Erst wenige Tage ist es her, dass die 27-Jährige den grössten Triumph ihrer bisherigen Karriere feiern konnte: Als Kampagnenleiterin führte sie die Energiegesetz-Befürworter zum Sieg. Die Bilder, wie Curau im Freudentaumel die Hände zusammenschlägt und Grünen-Chefin Regula Rytz in die Arme fällt, flimmerten über die Bildschirme und zierten die Titelseiten.

Laura Curau (Kampagnenleiterin CVP), Alt-Nationalrat Ruedi Rechsteiner, Beat Jans (Nationalrat SP-BS), Roger Nordmann (Nationalrat SP-VD), Matthias Aebischer (Nationalrat SP-BE), Regula Rytz (Parteipr ...
Laura Curau (l.) mit ihren Mitstreitern am Abstimmungssonntag.Bild: KEYSTONE

«Als um halb eins die ersten Hochrechnungen kamen, wussten wir: Jetzt kann uns der Sieg niemand mehr nehmen», erinnert sich Curau. Nachdem sie wochenlang Kalt-Dusch-Argumente gekontert, Gegenangriffe ausgeheckt und Mitstreiter angefeuert hatte, erstrahlte die Schweizerkarte plötzlich so tiefgrün, wie es kaum jemand im Komitee zu träumen gewagt hätte. 58,2 Prozent der Stimmbürger bekannten sich zur Energiestrategie 2050.

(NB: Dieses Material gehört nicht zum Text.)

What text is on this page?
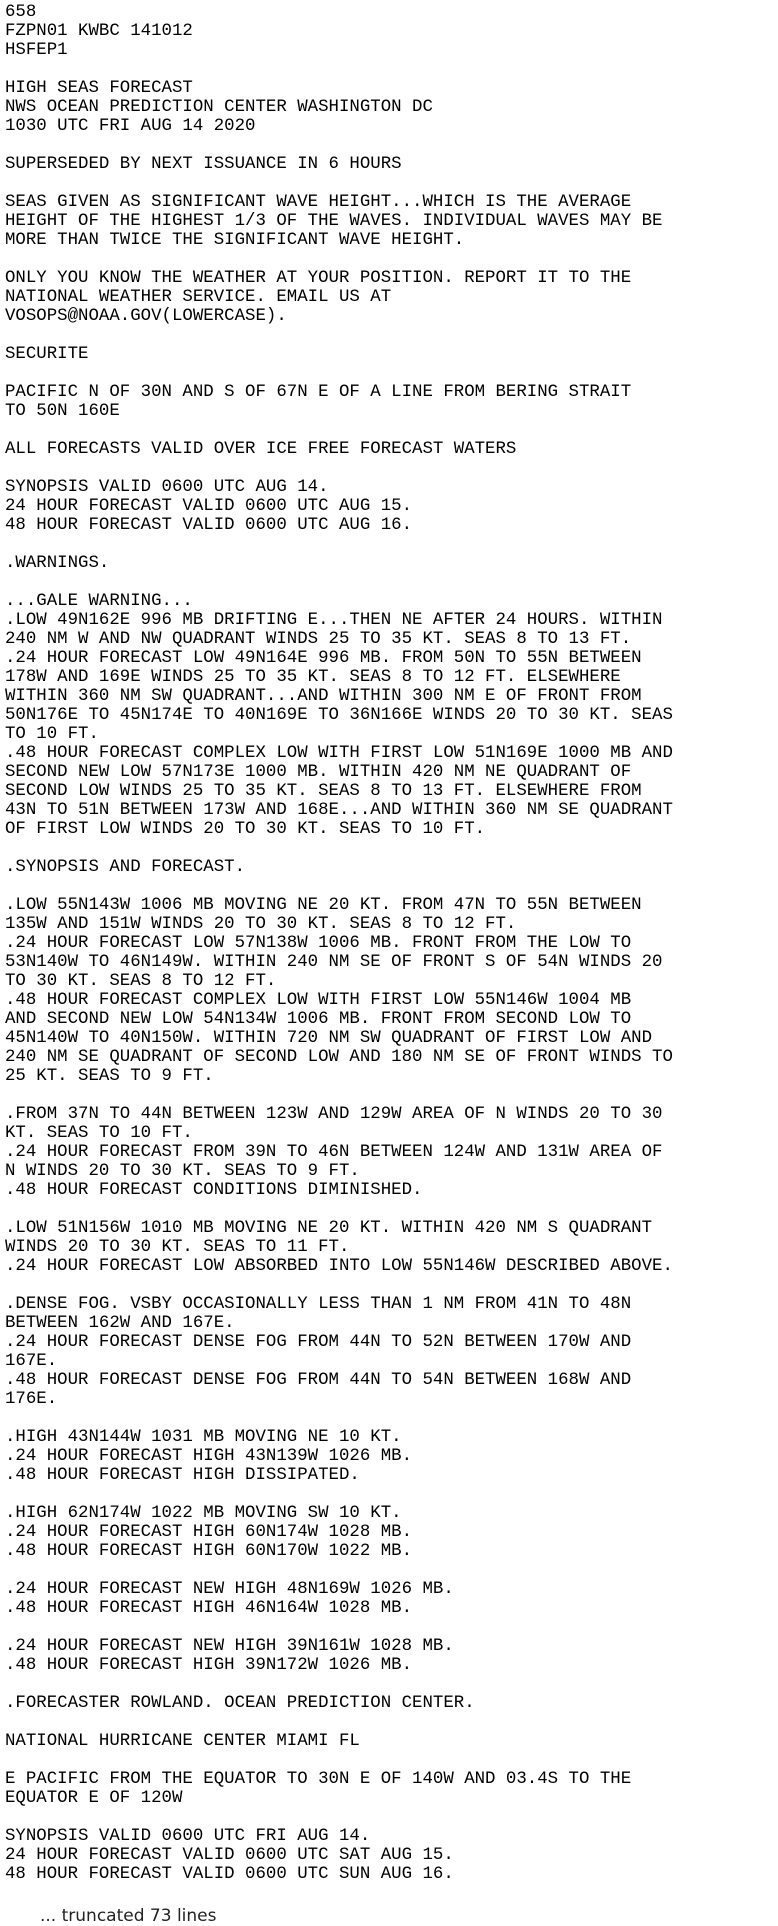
658
FZPN01 KWBC 141012
HSFEP1
HIGH SEAS FORECAST
NWS OCEAN PREDICTION CENTER WASHINGTON DC
1030 UTC FRI AUG 14 2020
SUPERSEDED BY NEXT ISSUANCE IN 6 HOURS
SEAS GIVEN AS SIGNIFICANT WAVE HEIGHT...WHICH IS THE AVERAGE
HEIGHT OF THE HIGHEST 1/3 OF THE WAVES. INDIVIDUAL WAVES MAY BE
MORE THAN TWICE THE SIGNIFICANT WAVE HEIGHT.
ONLY YOU KNOW THE WEATHER AT YOUR POSITION. REPORT IT TO THE
NATIONAL WEATHER SERVICE. EMAIL US AT
VOSOPS@NOAA.GOV(LOWERCASE).
SECURITE
PACIFIC N OF 30N AND S OF 67N E OF A LINE FROM BERING STRAIT
TO 50N 160E
ALL FORECASTS VALID OVER ICE FREE FORECAST WATERS
SYNOPSIS VALID 0600 UTC AUG 14.
24 HOUR FORECAST VALID 0600 UTC AUG 15.
48 HOUR FORECAST VALID 0600 UTC AUG 16.
.WARNINGS.
...GALE WARNING...
.LOW 49N162E 996 MB DRIFTING E...THEN NE AFTER 24 HOURS. WITHIN
240 NM W AND NW QUADRANT WINDS 25 TO 35 KT. SEAS 8 TO 13 FT.
.24 HOUR FORECAST LOW 49N164E 996 MB. FROM 50N TO 55N BETWEEN
178W AND 169E WINDS 25 TO 35 KT. SEAS 8 TO 12 FT. ELSEWHERE
WITHIN 360 NM SW QUADRANT...AND WITHIN 300 NM E OF FRONT FROM
50N176E TO 45N174E TO 40N169E TO 36N166E WINDS 20 TO 30 KT. SEAS
TO 10 FT.
.48 HOUR FORECAST COMPLEX LOW WITH FIRST LOW 51N169E 1000 MB AND
SECOND NEW LOW 57N173E 1000 MB. WITHIN 420 NM NE QUADRANT OF
SECOND LOW WINDS 25 TO 35 KT. SEAS 8 TO 13 FT. ELSEWHERE FROM
43N TO 51N BETWEEN 173W AND 168E...AND WITHIN 360 NM SE QUADRANT
OF FIRST LOW WINDS 20 TO 30 KT. SEAS TO 10 FT.
.SYNOPSIS AND FORECAST.
.LOW 55N143W 1006 MB MOVING NE 20 KT. FROM 47N TO 55N BETWEEN
135W AND 151W WINDS 20 TO 30 KT. SEAS 8 TO 12 FT.
.24 HOUR FORECAST LOW 57N138W 1006 MB. FRONT FROM THE LOW TO
53N140W TO 46N149W. WITHIN 240 NM SE OF FRONT S OF 54N WINDS 20
TO 30 KT. SEAS 8 TO 12 FT.
.48 HOUR FORECAST COMPLEX LOW WITH FIRST LOW 55N146W 1004 MB
AND SECOND NEW LOW 54N134W 1006 MB. FRONT FROM SECOND LOW TO
45N140W TO 40N150W. WITHIN 720 NM SW QUADRANT OF FIRST LOW AND
240 NM SE QUADRANT OF SECOND LOW AND 180 NM SE OF FRONT WINDS TO
25 KT. SEAS TO 9 FT.
.FROM 37N TO 44N BETWEEN 123W AND 129W AREA OF N WINDS 20 TO 30
KT. SEAS TO 10 FT.
.24 HOUR FORECAST FROM 39N TO 46N BETWEEN 124W AND 131W AREA OF
N WINDS 20 TO 30 KT. SEAS TO 9 FT.
.48 HOUR FORECAST CONDITIONS DIMINISHED.
.LOW 51N156W 1010 MB MOVING NE 20 KT. WITHIN 420 NM S QUADRANT
WINDS 20 TO 30 KT. SEAS TO 11 FT.
.24 HOUR FORECAST LOW ABSORBED INTO LOW 55N146W DESCRIBED ABOVE.
.DENSE FOG. VSBY OCCASIONALLY LESS THAN 1 NM FROM 41N TO 48N
BETWEEN 162W AND 167E.
.24 HOUR FORECAST DENSE FOG FROM 44N TO 52N BETWEEN 170W AND
167E.
.48 HOUR FORECAST DENSE FOG FROM 44N TO 54N BETWEEN 168W AND
176E.
.HIGH 43N144W 1031 MB MOVING NE 10 KT.
.24 HOUR FORECAST HIGH 43N139W 1026 MB.
.48 HOUR FORECAST HIGH DISSIPATED.
.HIGH 62N174W 1022 MB MOVING SW 10 KT.
.24 HOUR FORECAST HIGH 60N174W 1028 MB.
.48 HOUR FORECAST HIGH 60N170W 1022 MB.
.24 HOUR FORECAST NEW HIGH 48N169W 1026 MB.
.48 HOUR FORECAST HIGH 46N164W 1028 MB.
.24 HOUR FORECAST NEW HIGH 39N161W 1028 MB.
.48 HOUR FORECAST HIGH 39N172W 1026 MB.
.FORECASTER ROWLAND. OCEAN PREDICTION CENTER.
NATIONAL HURRICANE CENTER MIAMI FL
E PACIFIC FROM THE EQUATOR TO 30N E OF 140W AND 03.4S TO THE
EQUATOR E OF 120W
SYNOPSIS VALID 0600 UTC FRI AUG 14.
24 HOUR FORECAST VALID 0600 UTC SAT AUG 15.
48 HOUR FORECAST VALID 0600 UTC SUN AUG 16.
... truncated 73 lines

Laura Curau (Kampagnenleiterin CVP) und Regula Rytz (Parteipraesidentin Gruene) freuen sich nach Bekanntgabe der ersten Hochrechnung, im Hauptquartier der Befuerworter der Energiestrategie 2050, am So ...
Curau und Rytz feiern ihren Sieg.Bild: KEYSTONE

Die Thurgauerin hat einen steilen Aufstieg hinter sich: Seit 18 bei der Jungen CVP, heuerte sie als 21-Jährige in der Kommunikationsabteilung der Mutterpartei als Praktikantin an. Und machte ihre Sache offenbar so gut, dass sie vier Jahre später – im Wahljahr 2015 – zur Nachfolgerin des abtretenden Kampagnenleiters ernannt wurde.

Sie strahle eine «Leichtigkeit und Offenheit aus, die alle überzeugt», sagt Grünen-Chefin Regula Rytz über Curau. Vor allem aber schaffe es die junge Campaignerin mit ihrer «unvoreingenommenen und diplomatischen Art, die unterschiedlichsten Parteien in einer Kampagne bei der Stange zu halten».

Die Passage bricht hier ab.